On February 10, 2025, she signed a training camp contract with the Phoenix Mercury. On May 15, 2025, she was named to the Mercury's final roster for the 2025 WNBA season.

==Personal life==
Westbeld was born to Susan and Jim Westbeld.
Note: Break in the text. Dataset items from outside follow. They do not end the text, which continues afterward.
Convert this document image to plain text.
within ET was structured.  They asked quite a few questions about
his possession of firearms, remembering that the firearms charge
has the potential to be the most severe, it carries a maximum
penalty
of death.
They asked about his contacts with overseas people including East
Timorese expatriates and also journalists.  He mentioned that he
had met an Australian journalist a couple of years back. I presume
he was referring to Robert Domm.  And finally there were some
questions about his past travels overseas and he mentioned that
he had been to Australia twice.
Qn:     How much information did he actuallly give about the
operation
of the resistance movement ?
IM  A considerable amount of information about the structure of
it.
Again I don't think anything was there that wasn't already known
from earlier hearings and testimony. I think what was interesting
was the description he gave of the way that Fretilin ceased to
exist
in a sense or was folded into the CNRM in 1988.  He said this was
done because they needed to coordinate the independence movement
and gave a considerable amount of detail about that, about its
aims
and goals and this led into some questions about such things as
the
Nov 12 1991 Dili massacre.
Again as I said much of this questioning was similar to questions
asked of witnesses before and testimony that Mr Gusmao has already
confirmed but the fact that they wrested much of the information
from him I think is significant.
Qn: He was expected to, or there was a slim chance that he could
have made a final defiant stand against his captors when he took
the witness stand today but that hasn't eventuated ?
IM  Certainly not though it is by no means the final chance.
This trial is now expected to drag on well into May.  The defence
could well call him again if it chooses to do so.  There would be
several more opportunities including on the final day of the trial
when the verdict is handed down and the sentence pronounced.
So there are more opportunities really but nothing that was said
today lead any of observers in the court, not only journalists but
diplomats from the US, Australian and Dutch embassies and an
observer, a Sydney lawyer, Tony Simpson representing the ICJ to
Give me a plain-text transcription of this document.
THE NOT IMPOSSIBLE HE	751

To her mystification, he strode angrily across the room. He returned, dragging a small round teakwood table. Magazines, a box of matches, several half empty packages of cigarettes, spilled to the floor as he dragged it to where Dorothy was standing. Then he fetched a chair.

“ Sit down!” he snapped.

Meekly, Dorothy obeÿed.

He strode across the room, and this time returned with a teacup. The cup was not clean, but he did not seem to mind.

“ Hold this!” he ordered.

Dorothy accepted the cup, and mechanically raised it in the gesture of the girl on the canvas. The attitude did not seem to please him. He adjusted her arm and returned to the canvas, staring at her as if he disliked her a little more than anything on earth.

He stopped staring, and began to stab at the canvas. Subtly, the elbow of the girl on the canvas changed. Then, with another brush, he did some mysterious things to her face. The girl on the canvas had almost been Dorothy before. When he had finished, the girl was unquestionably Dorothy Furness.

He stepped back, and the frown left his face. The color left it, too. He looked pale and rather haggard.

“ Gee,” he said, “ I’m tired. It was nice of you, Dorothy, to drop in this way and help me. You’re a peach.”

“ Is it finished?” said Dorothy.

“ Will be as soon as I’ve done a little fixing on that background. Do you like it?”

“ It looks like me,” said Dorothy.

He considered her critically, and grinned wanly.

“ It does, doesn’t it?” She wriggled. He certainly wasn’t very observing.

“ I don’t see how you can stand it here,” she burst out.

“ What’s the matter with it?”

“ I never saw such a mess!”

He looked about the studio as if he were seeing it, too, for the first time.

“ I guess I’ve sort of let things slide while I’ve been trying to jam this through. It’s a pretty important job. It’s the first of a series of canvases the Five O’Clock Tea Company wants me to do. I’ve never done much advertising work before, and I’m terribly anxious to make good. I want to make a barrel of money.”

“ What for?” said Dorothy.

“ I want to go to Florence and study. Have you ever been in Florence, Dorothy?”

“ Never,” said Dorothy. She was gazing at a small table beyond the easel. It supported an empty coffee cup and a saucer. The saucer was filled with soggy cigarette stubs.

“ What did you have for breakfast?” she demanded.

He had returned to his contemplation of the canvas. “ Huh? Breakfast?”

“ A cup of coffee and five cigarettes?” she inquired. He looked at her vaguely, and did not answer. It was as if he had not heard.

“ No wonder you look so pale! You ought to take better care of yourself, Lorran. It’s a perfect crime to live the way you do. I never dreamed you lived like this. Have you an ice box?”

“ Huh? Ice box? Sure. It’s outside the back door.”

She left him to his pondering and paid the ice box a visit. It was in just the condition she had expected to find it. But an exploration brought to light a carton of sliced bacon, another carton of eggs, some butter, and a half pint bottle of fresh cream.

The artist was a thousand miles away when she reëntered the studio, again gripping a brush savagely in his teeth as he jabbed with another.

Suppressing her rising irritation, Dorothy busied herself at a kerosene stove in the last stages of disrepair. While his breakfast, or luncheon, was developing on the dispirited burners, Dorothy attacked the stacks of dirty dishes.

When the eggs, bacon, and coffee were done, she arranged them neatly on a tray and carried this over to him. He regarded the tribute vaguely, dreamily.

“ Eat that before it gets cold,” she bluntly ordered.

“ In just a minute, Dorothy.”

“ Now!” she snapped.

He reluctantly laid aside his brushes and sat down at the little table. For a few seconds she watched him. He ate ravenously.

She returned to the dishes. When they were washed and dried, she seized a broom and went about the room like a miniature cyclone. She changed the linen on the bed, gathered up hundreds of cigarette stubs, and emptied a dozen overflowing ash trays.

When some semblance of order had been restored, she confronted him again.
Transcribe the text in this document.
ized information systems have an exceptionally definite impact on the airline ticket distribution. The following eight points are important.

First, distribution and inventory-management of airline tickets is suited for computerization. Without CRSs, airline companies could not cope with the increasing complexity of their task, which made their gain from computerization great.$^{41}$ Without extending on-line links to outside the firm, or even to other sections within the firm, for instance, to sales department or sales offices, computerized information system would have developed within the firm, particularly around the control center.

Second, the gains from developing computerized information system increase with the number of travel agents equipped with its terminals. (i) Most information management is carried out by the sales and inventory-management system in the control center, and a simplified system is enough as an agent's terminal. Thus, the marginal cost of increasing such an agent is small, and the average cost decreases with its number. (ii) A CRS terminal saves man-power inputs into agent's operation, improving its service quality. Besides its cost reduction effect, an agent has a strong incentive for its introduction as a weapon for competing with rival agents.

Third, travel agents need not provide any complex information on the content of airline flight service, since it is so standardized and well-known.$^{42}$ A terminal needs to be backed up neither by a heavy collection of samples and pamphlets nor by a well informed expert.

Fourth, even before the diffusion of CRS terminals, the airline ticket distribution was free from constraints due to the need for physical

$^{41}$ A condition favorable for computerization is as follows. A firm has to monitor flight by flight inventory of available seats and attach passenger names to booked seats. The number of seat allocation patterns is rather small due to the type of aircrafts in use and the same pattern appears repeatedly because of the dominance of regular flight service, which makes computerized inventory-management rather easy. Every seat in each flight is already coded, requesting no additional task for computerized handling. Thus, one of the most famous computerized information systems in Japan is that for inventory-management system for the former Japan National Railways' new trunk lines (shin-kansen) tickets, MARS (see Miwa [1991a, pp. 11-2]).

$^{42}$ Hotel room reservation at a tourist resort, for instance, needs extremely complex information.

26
Her younger sister, Maddy, also played college basketball at Notre Dame and currently plays for the Chicago Sky of the WNBA. Westbeld and her sister are the only sisters to ever reach 1,000 points in a Notre Dame uniform.

==Career statistics==
Legend
| GP | Games played | GS | Games started | MPG | Minutes per game | FG% | Field goal percentage |
| 3P% | 3-point field goal percentage | FT% | Free throw percentage | RPG | Rebounds per game | APG | Assists per game |
| SPG | Steals per game | BPG | Blocks per game | TO | Turnovers per game | PPG | Points per game |
| Bold | Career high | * | Led Division I | ° | Led the league | ‡ | WNBA record |

===WNBA===
====Regular season====
Stats current through the 2025 season

WNBA regular season statistics
| Year | Team | GP | GS | MPG | FG% | 3P% | FT% | RPG | APG | SPG | BPG | TO | PPG |
|---|---|---|---|---|---|---|---|---|---|---|---|---|---|
| 2025 | Phoenix | 43 | 24 | 18.4 | .358 | .321 | .781 | 2.5 | 0.9 | 0.8 | 0.6 | 0.6 | 5.1 |
| Career | 1 year, 1 team | 43 | 24 | 18.4 | .358 | .321 | .781 | 2.5 | 0.9 | 0.8 | 0.6 | 0.6 | 5.1 |

====Playoffs====

WNBA playoff statistics
| Year | Team | GP | GS | MPG | FG% | 3P% | FT% | RPG | APG | SPG | BPG | TO | PPG |
|---|---|---|---|---|---|---|---|---|---|---|---|---|---|
| 2025 | Phoenix | 11 | 0 | 11.6 | .433 | .375 | .000 | 2.4 | 0.5 | 0.7 | 0.1 | 0.4 | 3.2 |
| Career | 1 year, 1 team | 11 | 0 | 11.6 | .433 | .375 | .000 | 2.4 | 0.5 | 0.7 | 0.1 | 0.4 | 3.2 |

===College===

| Year | Team | GP | GS | MPG | FG% | 3P% | FT% | RPG | APG | SPG | BPG | TO | PPG |
| 2014–15 | Notre Dame | 39 | 0 | 17.3 | 52.6 | 41.2 | 71.1 | 4.4 | 1.6 | 1.0 | 0.3 | 1.7 | 6.7 |
| 2015–16 | Notre Dame | 33 | 33 | 20.7 | 52.8 | 14.3 | 76.2 | 5.6 | 2.0 | 0.7 | 0.4 | 1.5 | 7.9 |
| 2016–17 | Notre Dame | 32 | 27 | 23.7 | 58.7 | 22.2 | 70.6 | 5.3 | 2.4 | 0.9 | 0.4 | 1.5 | 8.4 |
| 2017–18 | Notre Dame | 37 | 31 | 26.3 | 59.2 | 30.8 | 80.0 | 5.6 | 2.0 | 0.9 | 0.3 | 1.3 | 7.7 |
| Career | 141 | 91 | 21.9 | 55.8 | 29.4 | 74.4 | 5.2 | 2.0 | 0.9 | 0.3 | 1.5 | 7.6 |
Statistics retrieved from Sports-Reference.